Bengloff has reason to say that: He's the president of the American Association of Independent Music, or A2IM, a trade group that advocates for independent record labels at retail locations, on radio and TV, and in government. He says the rest of the independent ecosystem still depends on record stores.
"People go into those stores to find what's new, and what they should be listening to. Without the independent music stores, we'd really have a problem," Bengloff says.
I talked to Bengloff in the conference room at the New York offices of Beggars Group, a British umbrella company that's home to four of the world's best-known independent labels: 4AD, Rough Trade Records, Matador Records and Adele's label, XL Recordings. The founder of Beggars Group, Martin Mills, is on A2IM's board of directors. He says that independent music has stronger ties to the album format — and to physical stores — than does the pop-oriented music that dominates singles-based online stores.
"I think the kind of people who want to buy and own music tend to be more committed fans, and therefore tend to be less pop and less mainstream," Mills says. "So therefore, I think what is at home in music stores is the music that's, generally speaking, outside the mainstream."
But just as indie music has crept into the mainstream, big pop acts clearly see something in the devotion of fans who still shop at record stores. In May, when Lady Gaga releases her album Born This Way, it'll likely ride iTunes sales to chart success. But tomorrow — along with special releases from indie bands like Fleet Foxes, WILD FLAG and Lower Dens — you'll be able to buy the album's title track and first single on a collectible 12-inch vinyl picture disc, available at participating stores. And if Gaga's fans do make the trip to record stores, Josh Madell hopes they find something they like and stick around. He says he feels sorry for people interested in mainstream music who want their albums on CD.

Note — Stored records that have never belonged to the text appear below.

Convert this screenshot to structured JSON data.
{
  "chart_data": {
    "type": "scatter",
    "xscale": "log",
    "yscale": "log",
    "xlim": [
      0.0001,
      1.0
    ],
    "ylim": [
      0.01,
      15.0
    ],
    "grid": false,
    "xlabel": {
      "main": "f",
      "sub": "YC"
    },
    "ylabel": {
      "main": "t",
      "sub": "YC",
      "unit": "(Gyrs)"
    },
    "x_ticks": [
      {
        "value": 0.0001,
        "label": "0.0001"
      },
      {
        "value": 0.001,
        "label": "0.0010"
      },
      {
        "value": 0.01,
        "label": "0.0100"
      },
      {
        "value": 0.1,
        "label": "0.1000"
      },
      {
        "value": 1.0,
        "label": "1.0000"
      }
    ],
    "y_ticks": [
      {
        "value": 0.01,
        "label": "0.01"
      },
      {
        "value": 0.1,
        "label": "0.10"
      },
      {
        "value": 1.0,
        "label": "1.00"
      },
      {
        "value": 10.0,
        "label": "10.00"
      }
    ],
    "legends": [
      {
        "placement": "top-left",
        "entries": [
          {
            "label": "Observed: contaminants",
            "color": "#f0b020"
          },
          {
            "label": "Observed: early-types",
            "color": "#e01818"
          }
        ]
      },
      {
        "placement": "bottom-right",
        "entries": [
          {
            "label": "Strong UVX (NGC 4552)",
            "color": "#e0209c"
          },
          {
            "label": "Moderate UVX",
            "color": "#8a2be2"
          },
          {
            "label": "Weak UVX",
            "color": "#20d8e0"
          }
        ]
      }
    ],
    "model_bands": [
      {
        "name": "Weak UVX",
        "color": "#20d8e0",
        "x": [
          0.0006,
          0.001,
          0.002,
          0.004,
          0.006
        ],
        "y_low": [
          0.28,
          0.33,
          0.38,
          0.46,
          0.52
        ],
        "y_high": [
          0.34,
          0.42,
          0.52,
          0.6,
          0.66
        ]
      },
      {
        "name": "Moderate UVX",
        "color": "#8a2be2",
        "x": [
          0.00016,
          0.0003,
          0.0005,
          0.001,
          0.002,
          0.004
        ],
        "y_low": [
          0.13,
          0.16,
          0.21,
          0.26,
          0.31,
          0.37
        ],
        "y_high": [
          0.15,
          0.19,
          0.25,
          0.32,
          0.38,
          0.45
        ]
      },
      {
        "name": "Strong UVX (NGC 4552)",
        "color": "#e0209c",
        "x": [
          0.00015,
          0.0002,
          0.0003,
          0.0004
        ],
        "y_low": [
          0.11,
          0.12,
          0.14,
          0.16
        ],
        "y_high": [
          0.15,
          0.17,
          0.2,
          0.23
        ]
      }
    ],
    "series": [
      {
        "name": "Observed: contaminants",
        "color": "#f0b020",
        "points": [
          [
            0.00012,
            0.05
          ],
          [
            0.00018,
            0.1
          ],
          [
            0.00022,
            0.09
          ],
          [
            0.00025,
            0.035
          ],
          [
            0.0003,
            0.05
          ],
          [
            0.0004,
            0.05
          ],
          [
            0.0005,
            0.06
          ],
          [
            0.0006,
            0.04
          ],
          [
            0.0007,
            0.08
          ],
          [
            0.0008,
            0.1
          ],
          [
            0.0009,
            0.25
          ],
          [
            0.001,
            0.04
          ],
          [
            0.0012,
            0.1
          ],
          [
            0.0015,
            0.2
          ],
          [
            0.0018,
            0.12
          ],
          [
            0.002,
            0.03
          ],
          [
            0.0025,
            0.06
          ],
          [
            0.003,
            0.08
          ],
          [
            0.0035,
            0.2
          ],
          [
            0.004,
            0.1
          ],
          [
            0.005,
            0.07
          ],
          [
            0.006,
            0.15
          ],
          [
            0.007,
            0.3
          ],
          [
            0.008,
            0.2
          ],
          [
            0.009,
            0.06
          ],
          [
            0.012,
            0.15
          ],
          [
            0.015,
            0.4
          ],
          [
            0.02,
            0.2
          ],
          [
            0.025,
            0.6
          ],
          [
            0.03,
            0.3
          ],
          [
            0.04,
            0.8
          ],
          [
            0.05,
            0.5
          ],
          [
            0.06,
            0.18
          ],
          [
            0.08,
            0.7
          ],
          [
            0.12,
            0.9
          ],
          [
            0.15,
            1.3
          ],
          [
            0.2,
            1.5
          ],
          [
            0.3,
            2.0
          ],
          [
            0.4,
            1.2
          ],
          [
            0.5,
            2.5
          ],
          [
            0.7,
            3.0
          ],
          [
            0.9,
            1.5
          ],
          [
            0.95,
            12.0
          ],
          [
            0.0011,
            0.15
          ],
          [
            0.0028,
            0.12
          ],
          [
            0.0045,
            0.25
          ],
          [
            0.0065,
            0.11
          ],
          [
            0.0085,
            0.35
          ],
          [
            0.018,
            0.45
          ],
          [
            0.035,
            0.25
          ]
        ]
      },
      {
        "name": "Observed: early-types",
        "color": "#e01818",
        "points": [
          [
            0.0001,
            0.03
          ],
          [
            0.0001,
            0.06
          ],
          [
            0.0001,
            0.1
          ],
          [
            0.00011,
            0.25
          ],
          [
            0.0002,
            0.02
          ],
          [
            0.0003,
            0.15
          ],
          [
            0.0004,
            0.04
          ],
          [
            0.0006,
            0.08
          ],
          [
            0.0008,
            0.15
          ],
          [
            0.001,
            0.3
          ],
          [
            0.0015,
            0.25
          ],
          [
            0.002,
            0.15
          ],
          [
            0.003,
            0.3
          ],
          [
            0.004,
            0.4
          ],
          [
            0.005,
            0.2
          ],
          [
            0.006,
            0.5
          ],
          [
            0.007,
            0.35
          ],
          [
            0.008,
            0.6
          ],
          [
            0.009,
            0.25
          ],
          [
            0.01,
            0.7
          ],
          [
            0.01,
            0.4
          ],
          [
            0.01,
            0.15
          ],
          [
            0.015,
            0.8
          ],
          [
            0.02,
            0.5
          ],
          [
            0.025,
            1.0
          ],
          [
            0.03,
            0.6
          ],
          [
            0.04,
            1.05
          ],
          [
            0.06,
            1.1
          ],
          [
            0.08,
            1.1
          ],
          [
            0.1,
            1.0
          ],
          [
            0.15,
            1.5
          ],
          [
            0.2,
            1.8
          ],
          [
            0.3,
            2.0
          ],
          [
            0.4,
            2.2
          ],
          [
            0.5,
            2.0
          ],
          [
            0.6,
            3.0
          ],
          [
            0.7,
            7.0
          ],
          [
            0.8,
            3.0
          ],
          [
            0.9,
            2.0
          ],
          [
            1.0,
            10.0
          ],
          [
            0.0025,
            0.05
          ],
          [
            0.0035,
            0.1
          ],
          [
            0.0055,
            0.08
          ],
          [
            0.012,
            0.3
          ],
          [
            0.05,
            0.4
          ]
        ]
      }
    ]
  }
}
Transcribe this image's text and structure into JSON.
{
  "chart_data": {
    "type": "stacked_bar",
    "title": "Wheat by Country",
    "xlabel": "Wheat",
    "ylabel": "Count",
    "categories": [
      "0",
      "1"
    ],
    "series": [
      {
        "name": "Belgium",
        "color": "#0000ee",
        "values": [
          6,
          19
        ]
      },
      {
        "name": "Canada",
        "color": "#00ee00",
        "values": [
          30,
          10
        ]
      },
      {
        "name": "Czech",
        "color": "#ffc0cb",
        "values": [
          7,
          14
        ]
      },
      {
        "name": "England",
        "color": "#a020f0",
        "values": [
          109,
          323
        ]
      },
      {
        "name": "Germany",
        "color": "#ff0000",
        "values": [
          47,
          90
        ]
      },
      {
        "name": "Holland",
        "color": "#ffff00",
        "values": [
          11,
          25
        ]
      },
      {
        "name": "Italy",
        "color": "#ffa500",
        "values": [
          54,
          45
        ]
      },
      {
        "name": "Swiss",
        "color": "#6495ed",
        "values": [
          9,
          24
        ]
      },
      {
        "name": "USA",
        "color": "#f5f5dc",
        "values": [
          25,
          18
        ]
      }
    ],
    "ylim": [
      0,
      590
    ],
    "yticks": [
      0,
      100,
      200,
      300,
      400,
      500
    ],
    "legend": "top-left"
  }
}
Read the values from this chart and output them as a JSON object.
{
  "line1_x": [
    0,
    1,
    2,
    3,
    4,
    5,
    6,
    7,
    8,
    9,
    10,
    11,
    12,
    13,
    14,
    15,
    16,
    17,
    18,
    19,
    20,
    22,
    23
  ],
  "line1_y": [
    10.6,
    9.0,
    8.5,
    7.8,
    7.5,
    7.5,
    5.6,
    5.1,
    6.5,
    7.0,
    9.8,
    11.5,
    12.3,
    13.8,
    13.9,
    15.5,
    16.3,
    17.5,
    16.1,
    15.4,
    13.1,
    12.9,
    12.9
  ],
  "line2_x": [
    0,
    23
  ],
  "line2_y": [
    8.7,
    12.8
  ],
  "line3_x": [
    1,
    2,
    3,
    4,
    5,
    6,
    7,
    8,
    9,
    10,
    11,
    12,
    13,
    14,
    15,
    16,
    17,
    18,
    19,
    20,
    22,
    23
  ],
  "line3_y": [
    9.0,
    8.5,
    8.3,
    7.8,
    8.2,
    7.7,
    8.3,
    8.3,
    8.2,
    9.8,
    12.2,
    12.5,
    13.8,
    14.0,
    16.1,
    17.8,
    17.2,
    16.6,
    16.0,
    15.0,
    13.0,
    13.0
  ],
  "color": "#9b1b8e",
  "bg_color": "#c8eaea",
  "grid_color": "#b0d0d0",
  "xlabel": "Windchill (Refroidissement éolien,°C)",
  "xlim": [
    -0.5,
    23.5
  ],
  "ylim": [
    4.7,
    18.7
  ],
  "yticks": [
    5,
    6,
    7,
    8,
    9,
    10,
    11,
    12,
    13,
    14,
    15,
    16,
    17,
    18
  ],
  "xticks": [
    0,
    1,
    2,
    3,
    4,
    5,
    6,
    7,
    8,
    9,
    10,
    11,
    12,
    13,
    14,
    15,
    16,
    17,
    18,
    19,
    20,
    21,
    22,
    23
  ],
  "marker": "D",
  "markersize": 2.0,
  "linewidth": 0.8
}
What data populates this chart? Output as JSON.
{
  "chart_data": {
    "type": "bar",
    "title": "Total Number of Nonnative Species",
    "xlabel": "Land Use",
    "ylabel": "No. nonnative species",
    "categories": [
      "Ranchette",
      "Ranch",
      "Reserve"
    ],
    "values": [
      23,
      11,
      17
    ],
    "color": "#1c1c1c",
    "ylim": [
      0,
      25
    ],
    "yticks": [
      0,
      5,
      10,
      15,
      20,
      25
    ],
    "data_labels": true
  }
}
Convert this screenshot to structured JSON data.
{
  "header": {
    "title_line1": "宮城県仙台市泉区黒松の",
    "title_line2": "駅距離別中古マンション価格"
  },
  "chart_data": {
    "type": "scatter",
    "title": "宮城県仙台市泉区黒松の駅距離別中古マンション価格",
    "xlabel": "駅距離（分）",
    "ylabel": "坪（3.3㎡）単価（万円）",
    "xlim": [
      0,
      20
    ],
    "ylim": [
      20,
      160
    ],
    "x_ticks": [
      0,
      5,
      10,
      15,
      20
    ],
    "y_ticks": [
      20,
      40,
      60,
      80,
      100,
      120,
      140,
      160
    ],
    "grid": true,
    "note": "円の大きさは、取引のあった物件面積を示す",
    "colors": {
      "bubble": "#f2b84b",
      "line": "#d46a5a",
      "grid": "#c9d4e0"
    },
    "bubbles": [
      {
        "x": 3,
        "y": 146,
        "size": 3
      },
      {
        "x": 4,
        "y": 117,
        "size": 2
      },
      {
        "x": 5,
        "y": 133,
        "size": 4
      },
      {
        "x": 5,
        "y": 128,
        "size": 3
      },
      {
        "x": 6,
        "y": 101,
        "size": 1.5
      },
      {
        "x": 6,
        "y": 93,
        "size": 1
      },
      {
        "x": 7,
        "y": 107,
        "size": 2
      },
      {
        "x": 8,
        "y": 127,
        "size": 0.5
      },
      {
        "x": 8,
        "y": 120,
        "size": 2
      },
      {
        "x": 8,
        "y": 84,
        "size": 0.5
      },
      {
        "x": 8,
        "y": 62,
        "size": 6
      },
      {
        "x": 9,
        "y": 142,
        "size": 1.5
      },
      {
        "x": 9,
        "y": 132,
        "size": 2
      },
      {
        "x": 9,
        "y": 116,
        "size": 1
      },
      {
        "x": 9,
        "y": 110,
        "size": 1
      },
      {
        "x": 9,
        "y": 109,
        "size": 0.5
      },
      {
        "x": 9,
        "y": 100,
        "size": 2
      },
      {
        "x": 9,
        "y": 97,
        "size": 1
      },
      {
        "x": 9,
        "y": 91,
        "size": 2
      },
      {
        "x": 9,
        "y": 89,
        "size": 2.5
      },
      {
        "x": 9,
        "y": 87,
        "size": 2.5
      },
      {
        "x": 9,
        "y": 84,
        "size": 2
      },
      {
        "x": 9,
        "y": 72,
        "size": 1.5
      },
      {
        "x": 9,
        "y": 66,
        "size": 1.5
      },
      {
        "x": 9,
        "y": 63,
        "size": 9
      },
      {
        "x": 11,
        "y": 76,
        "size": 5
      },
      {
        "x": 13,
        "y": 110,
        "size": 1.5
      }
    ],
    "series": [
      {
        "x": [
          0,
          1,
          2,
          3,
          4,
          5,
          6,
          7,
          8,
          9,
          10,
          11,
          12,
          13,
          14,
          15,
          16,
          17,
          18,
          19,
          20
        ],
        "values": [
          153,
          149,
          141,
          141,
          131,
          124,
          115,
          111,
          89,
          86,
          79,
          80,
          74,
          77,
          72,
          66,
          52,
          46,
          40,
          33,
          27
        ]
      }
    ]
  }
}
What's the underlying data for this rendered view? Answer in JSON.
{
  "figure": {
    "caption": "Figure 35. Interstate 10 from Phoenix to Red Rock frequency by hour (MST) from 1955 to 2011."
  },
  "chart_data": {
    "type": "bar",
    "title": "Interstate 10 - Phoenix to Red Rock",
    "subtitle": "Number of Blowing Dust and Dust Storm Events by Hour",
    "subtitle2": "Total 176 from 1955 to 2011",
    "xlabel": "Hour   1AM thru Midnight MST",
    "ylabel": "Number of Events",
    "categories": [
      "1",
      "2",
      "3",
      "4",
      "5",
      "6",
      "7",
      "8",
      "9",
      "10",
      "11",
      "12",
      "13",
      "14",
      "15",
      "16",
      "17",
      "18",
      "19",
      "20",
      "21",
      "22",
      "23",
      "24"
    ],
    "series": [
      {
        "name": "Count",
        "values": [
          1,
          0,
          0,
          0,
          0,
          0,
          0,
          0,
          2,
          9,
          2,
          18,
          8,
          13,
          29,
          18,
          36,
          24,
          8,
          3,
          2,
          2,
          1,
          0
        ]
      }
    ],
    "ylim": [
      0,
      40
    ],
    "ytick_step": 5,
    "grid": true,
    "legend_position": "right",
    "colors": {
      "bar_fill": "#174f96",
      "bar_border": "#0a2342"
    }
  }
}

"There are a lot of people who have nowhere to buy records in New York now. There is literally no place to go to buy some new releases," Madell says. In his ideal world, Other Music would be "a bit more of a general service retailer," with more pop, jazz and classical alongside his specialty items. It'd be a niche store of a different sort, still serving an exclusive audience: the one that's interested in physical albums.